Every ingredient has a flavor. My favorite part of cooking is learning to understand which flavors are complementary and how different combinations affect the final taste of a dish. With so many combinations, I’m a total advocate of only using recipes for inspiration and making each one your own. Each meal can be a completely new experience.
With most cooking techniques, all you need to worry about is the flavor of the ingredients. The spices, the meats, the vegetables and fruits — everything can be cooked together in pots or on a baking sheet and the flavor remains the same. A grill, however, is completely different. The grill should not only be treated like a heat source, but as an actual ingredient with its own flavor profile. And even within the grilling world, the flavor of each type of grill varies wildly.
Gas grills are stable and dependable, but don’t impart much of a unique flavor. The high heat and direct metal contact with the grates create char and caramelization, which can cause residual smokiness, but any naturally occurring smoke will be mild. If you’d like to get more smoke out of your gas grilling, try creating your own smoke box with a cooling rack and foil tray.
Charcoal grills require significantly more attention than a gas grill, but the flavor of a charcoal grill makes it worthwhile for many. The heat is more intense than with most gas grills and the smokiness is more concentrated. Using lump charcoal, as opposed to briquettes, is even better and releases smoke that smells of the wood it was made from.
Wood-fired grills are primal, both in function and flavor. Each type of wood you burn releases smoke unique to itself. Hickory is deep and rich. Apple is lighter and sweet. Choose your wood the same way you’d choose any other ingredient. Keep in mind that if a fruit would pair well with a meat (apples and pork come to mind), smoke from its wood mostly likely will, too.
Once you understand the impact your specific grill has on the food you cook on it, you’ll find it easier to produce consistently great grilled food. If using a gas grill or even charcoal, try adding different types of wood chips to see what impact it has. You may be surprised at the culinary doors that open up to you.
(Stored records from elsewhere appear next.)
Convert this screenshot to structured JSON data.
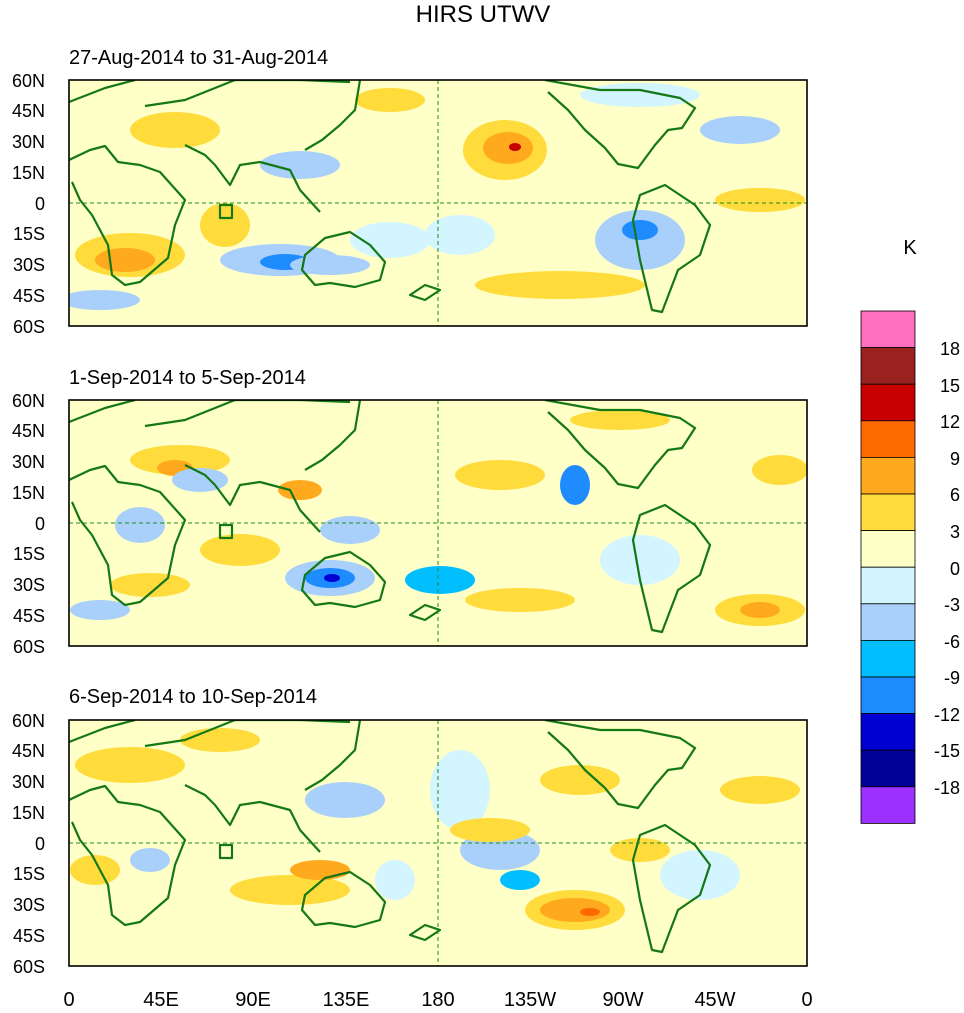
{
  "title": "HIRS UTWV",
  "panels": [
    {
      "period": "27-Aug-2014 to 31-Aug-2014"
    },
    {
      "period": "1-Sep-2014 to 5-Sep-2014"
    },
    {
      "period": "6-Sep-2014 to 10-Sep-2014"
    }
  ],
  "lat_labels": [
    "60N",
    "45N",
    "30N",
    "15N",
    "0",
    "15S",
    "30S",
    "45S",
    "60S"
  ],
  "lon_labels": [
    "0",
    "45E",
    "90E",
    "135E",
    "180",
    "135W",
    "90W",
    "45W",
    "0"
  ],
  "colorbar": {
    "unit": "K",
    "colors": [
      "#ff6fbf",
      "#9b2020",
      "#c80000",
      "#ff6a00",
      "#ffaa1e",
      "#ffdc3c",
      "#ffffc8",
      "#d2f5ff",
      "#a8d0fa",
      "#00beff",
      "#1e8cff",
      "#0000d2",
      "#000096",
      "#9b30ff"
    ],
    "labels": [
      "18",
      "15",
      "12",
      "9",
      "6",
      "3",
      "0",
      "-3",
      "-6",
      "-9",
      "-12",
      "-15",
      "-18"
    ]
  },
  "colors": {
    "coast": "#147814",
    "grid": "#1e8c1e"
  }
}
Apple-Smoked Brats with Apple Butter and Sauerkraut
For the brats
6 bratwurst sausages, uncooked
2 cups apple juice
2 large handfuls applewood chips
6 brat buns
Spicy brown mustard
Soak the bratwurst
1. Put bratwurst in a ziplock bag, add the apple juice, remove as much excess air as possible and seal the bag. Let sit for 3-5 hours.
Smoke the bratwurst
2. Preheat grill on medium-high heat.
3. Fill the bottom of a foil tray with a single layer of applewood chips and cover the tray with a metal cooking rack.
4. Place the foil tray on the grill and add the bratwurst to the cooling rack so as the wood chips release their smoke it will envelope the brats.
5. Close the grill lid and allow the brats to cook for 25 minutes. DO NOT OPEN THE LID!
Assemble the brats
6. Dress each bun with apple butter and mustard. Add a brat to each and top with sauerkraut.